While the violence overwhelmingly involves Roman Catholic sites and symbols, in Germany, Protestant churches have also been targeted.
Police and mainstream media almost always censor information about the identities and ethnic backgrounds of the perpetrators, so it is difficult to get a clear idea as to who is committing the crimes and the motives behind them — especially when they are religiously driven.
In France and Germany, the sharp rise in anti-Christian attacks has coincided with the recent mass immigration from the Muslim world, yet the lack of official statistics makes it impossible to know precisely how many attacks can be attributed to Islamic anti-Christian hostility.
“European governments and politicians, with a few exceptions, seem reluctant to address this problem,” Ms.

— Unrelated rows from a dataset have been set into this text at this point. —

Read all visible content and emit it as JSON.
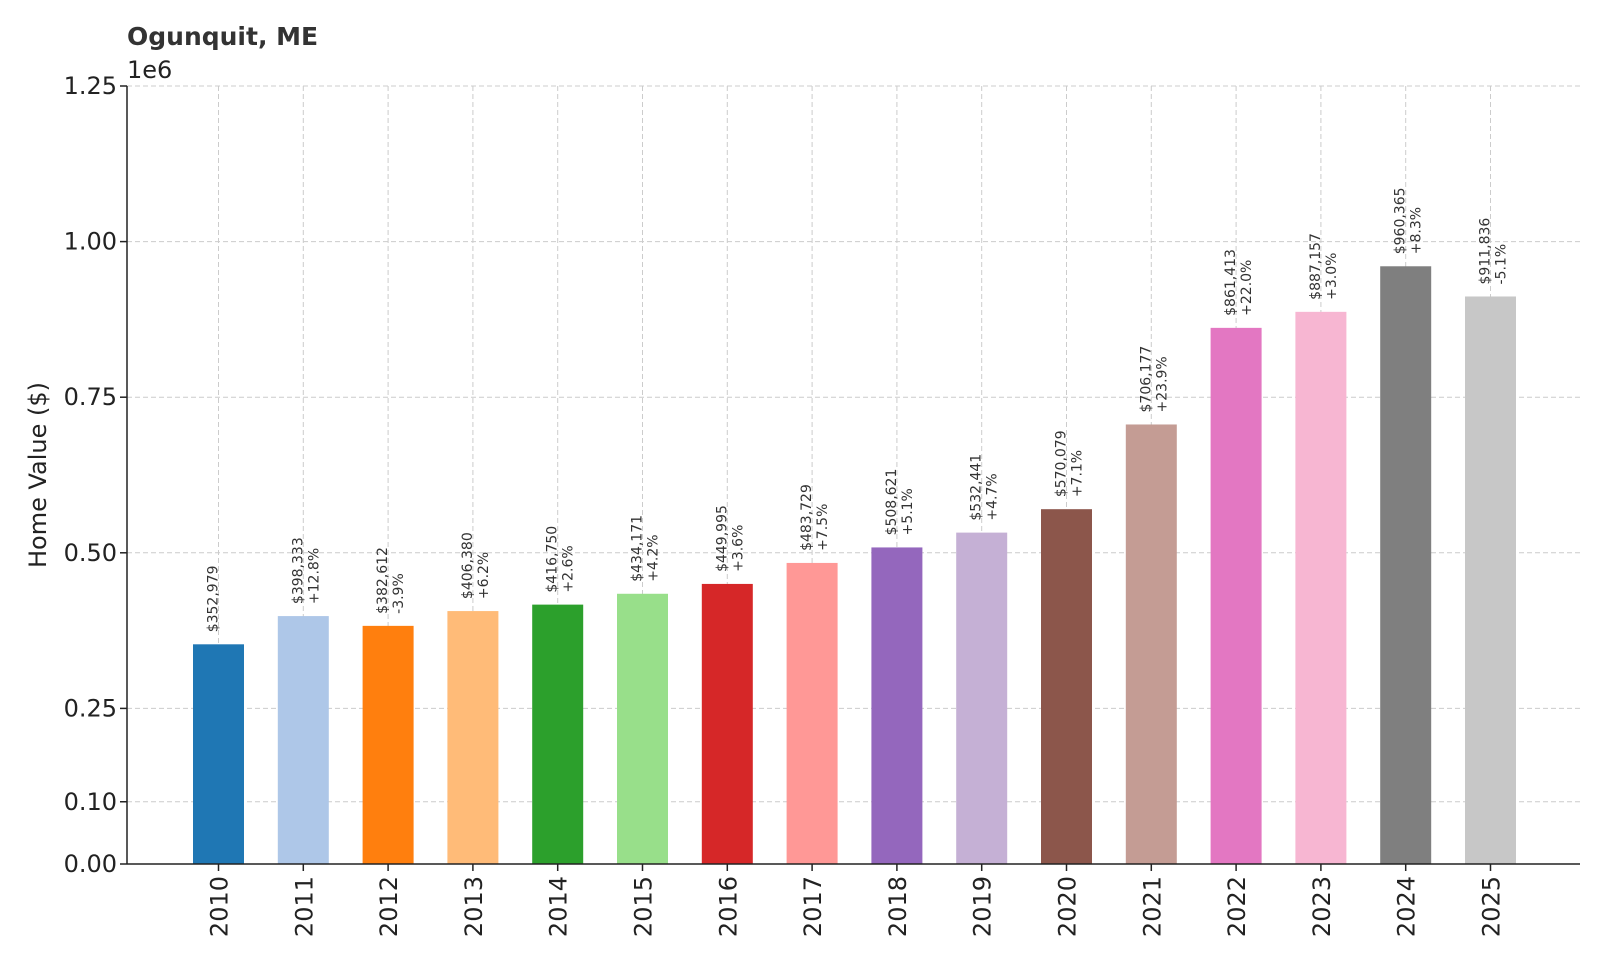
{
  "chart_data": {
    "type": "bar",
    "title": "Ogunquit, ME",
    "ylabel": "Home Value ($)",
    "xlabel": "",
    "y_exponent_label": "1e6",
    "ylim": [
      0,
      1250000
    ],
    "yticks": [
      0,
      100000,
      250000,
      500000,
      750000,
      1000000,
      1250000
    ],
    "ytick_labels": [
      "0.00",
      "0.10",
      "0.25",
      "0.50",
      "0.75",
      "1.00",
      "1.25"
    ],
    "grid": true,
    "categories": [
      "2010",
      "2011",
      "2012",
      "2013",
      "2014",
      "2015",
      "2016",
      "2017",
      "2018",
      "2019",
      "2020",
      "2021",
      "2022",
      "2023",
      "2024",
      "2025"
    ],
    "values": [
      352979,
      398333,
      382612,
      406380,
      416750,
      434171,
      449995,
      483729,
      508621,
      532441,
      570079,
      706177,
      861413,
      887157,
      960365,
      911836
    ],
    "value_labels": [
      "$352,979",
      "$398,333",
      "$382,612",
      "$406,380",
      "$416,750",
      "$434,171",
      "$449,995",
      "$483,729",
      "$508,621",
      "$532,441",
      "$570,079",
      "$706,177",
      "$861,413",
      "$887,157",
      "$960,365",
      "$911,836"
    ],
    "change_labels": [
      "",
      "+12.8%",
      "-3.9%",
      "+6.2%",
      "+2.6%",
      "+4.2%",
      "+3.6%",
      "+7.5%",
      "+5.1%",
      "+4.7%",
      "+7.1%",
      "+23.9%",
      "+22.0%",
      "+3.0%",
      "+8.3%",
      "-5.1%"
    ],
    "colors": [
      "#1f77b4",
      "#aec7e8",
      "#ff7f0e",
      "#ffbb78",
      "#2ca02c",
      "#98df8a",
      "#d62728",
      "#ff9896",
      "#9467bd",
      "#c5b0d5",
      "#8c564b",
      "#c49c94",
      "#e377c2",
      "#f7b6d2",
      "#7f7f7f",
      "#c7c7c7"
    ]
  }
}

Fantini told Breitbart.
Fantini said she agrees with former UK Foreign Secretary Jeremy Hunt that “the UK and other Western governments have not grappled with the issue perhaps because of a misguided political correctness or an instinctive reluctance to talk about religion.”
In 2019, only nine European states reported hate crime data relating to Christians to the OSCE for their hate crime report, Fantini noted, which is fewer than the number of states that report hate crimes with an anti-Muslim or antisemitic bias.
According to Bishop Dominique Rey of Fréjus-Toulon, we are “witnessing the convergence of laicism – conceived as secularism, which relegates the faithful only to the private sphere and where every religious denomination is banal or stigmatized – with the overwhelming emergence of Islam, which attacks the infidels and those who reject the Koran.
“On one hand, we are mocked by the media that discredit the action of the Church, in particular regarding sexual abuse, and on the other, there is the strengthening of Islamic fundamentalism. These are two joint realities,” he said.